Part of the original text is like below and stored in a txt file. Html source code alike but incomplete.
<span style="cursor:pointer" onmousedown="HI466('1056').click()">Steffen Eddine (PhD) (SEED)</span></span></div><script>HI466("100256").checked=T</script><div id=“k62” style="left:95px;top:15px;width:32;height:25;"><span id="321" name="021"><span style="cursor:pointer" onmousedown="HI466('2321').click()">Petra Schmidt (PESC)</span></span></div><script>HI466("239021").checked=T</script><div id=“k62” style="left:65px;top:15px;width:32;height:25;"><span id="306" name="366"><span style="cursor:pointer" onmousedown="HI466('2366').click()">Peter Kumar (PEKU)</span></span></div><script>HI466("230866").checked=T</script><div id=“k62” style="left:25px;top:35px;width:32;height:25;"><span id="425" name="511"><span style="cursor:pointer" onmousedown="HI466('2421').click()">Raksha Khaldoun (RAKH)</span></span></div><script>HI466("242511").checked=T</script><div id=“k62” style="left:95px;top:35px;width:32;height:25;"><span id="176" name="146"><span style="cursor:pointer" onmousedown="HI466('2176').click()">Yash Chevalier (YACH)</span>
what I want is to pick up the names such as “Steffen Eddine (PhD) (SEED)” from there.
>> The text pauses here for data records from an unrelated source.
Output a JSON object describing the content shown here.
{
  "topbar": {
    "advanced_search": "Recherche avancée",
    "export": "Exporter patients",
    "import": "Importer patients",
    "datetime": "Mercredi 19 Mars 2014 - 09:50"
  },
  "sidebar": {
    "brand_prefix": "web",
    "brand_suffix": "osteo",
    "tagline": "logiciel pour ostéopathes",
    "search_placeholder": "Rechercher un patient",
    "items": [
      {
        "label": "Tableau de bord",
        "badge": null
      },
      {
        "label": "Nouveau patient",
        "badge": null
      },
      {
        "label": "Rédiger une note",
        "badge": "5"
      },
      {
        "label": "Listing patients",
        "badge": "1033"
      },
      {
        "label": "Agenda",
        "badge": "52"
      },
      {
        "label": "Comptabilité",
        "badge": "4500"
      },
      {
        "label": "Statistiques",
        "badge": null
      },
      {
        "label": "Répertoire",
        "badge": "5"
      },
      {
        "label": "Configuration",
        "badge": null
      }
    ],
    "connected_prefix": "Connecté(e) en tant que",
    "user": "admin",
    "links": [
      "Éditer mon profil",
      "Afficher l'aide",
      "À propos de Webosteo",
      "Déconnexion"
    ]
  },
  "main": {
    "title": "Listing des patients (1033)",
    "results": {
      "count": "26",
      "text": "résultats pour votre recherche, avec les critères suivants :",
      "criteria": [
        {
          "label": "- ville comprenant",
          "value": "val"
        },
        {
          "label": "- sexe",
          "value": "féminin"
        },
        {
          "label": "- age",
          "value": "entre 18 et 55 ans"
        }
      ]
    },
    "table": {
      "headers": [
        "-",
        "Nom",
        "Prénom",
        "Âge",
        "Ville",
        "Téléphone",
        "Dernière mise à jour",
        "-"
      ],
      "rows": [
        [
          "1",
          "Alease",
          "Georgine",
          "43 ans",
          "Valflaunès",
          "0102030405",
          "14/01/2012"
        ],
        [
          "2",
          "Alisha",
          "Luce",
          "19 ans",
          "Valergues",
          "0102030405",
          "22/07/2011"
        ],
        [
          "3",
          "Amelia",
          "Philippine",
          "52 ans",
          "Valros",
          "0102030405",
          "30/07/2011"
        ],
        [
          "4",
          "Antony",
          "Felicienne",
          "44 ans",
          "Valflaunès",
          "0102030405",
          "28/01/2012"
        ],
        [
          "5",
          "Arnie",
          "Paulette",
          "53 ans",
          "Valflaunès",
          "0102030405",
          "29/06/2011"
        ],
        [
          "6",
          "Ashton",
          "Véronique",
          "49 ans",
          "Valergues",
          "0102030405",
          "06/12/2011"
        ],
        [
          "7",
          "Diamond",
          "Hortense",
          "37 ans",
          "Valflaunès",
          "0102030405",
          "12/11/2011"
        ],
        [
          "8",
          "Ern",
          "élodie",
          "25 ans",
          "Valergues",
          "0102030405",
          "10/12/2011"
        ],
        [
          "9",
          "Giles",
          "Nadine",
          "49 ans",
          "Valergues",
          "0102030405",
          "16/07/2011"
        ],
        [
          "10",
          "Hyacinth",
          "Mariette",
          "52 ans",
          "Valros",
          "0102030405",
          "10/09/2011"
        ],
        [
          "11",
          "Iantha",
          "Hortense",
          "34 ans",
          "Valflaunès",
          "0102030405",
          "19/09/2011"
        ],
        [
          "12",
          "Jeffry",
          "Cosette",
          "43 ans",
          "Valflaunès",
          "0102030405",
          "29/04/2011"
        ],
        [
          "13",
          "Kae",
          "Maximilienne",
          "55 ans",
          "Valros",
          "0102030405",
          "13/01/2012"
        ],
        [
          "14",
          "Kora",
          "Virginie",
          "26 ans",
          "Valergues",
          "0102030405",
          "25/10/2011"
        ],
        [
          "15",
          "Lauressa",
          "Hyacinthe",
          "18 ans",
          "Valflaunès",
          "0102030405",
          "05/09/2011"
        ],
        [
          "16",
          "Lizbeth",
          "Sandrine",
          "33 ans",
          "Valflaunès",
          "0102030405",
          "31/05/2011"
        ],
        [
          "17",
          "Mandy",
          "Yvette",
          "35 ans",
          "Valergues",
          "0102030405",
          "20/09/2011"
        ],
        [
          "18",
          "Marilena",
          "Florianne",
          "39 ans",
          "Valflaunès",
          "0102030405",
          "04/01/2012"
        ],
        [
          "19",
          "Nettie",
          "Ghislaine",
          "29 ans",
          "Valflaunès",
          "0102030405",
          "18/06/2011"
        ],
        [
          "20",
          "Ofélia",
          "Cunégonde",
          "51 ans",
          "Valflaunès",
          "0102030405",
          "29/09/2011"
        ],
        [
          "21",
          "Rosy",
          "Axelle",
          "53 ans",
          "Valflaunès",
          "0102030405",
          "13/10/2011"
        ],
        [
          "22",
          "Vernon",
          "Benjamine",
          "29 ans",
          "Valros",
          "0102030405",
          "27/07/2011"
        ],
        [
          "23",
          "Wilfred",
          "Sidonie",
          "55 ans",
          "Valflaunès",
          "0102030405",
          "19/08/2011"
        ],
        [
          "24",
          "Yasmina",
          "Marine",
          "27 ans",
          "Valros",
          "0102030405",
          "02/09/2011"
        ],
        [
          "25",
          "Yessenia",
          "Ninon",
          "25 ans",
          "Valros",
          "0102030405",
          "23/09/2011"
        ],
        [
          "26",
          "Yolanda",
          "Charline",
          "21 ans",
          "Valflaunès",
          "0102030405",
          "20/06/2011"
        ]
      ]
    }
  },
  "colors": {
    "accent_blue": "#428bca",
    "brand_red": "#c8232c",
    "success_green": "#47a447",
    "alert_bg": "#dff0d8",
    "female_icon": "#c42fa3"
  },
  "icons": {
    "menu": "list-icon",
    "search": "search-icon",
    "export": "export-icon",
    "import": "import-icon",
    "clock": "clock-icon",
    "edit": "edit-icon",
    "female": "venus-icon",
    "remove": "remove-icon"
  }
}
Obviously they all begins with “
import re
with open ("original_text.txt", "r") as myfile:
data = myfile.read()
aa = re.search(""<span style="cursor:pointer" onmousedown="", data)
How can I pick them out? (I tried to use BeautifulSoup too but not really successful).
user Aaron submitted below. I found it very close to what I need.
However it only returns 5 "span style="cursor:pointer" onmousedown="". what further I need to take on?
for m in re.finditer('<span style="cursor:pointer" onmousedown="',data, re.IGNORECASE | re.MULTILINE):
print m.group(0)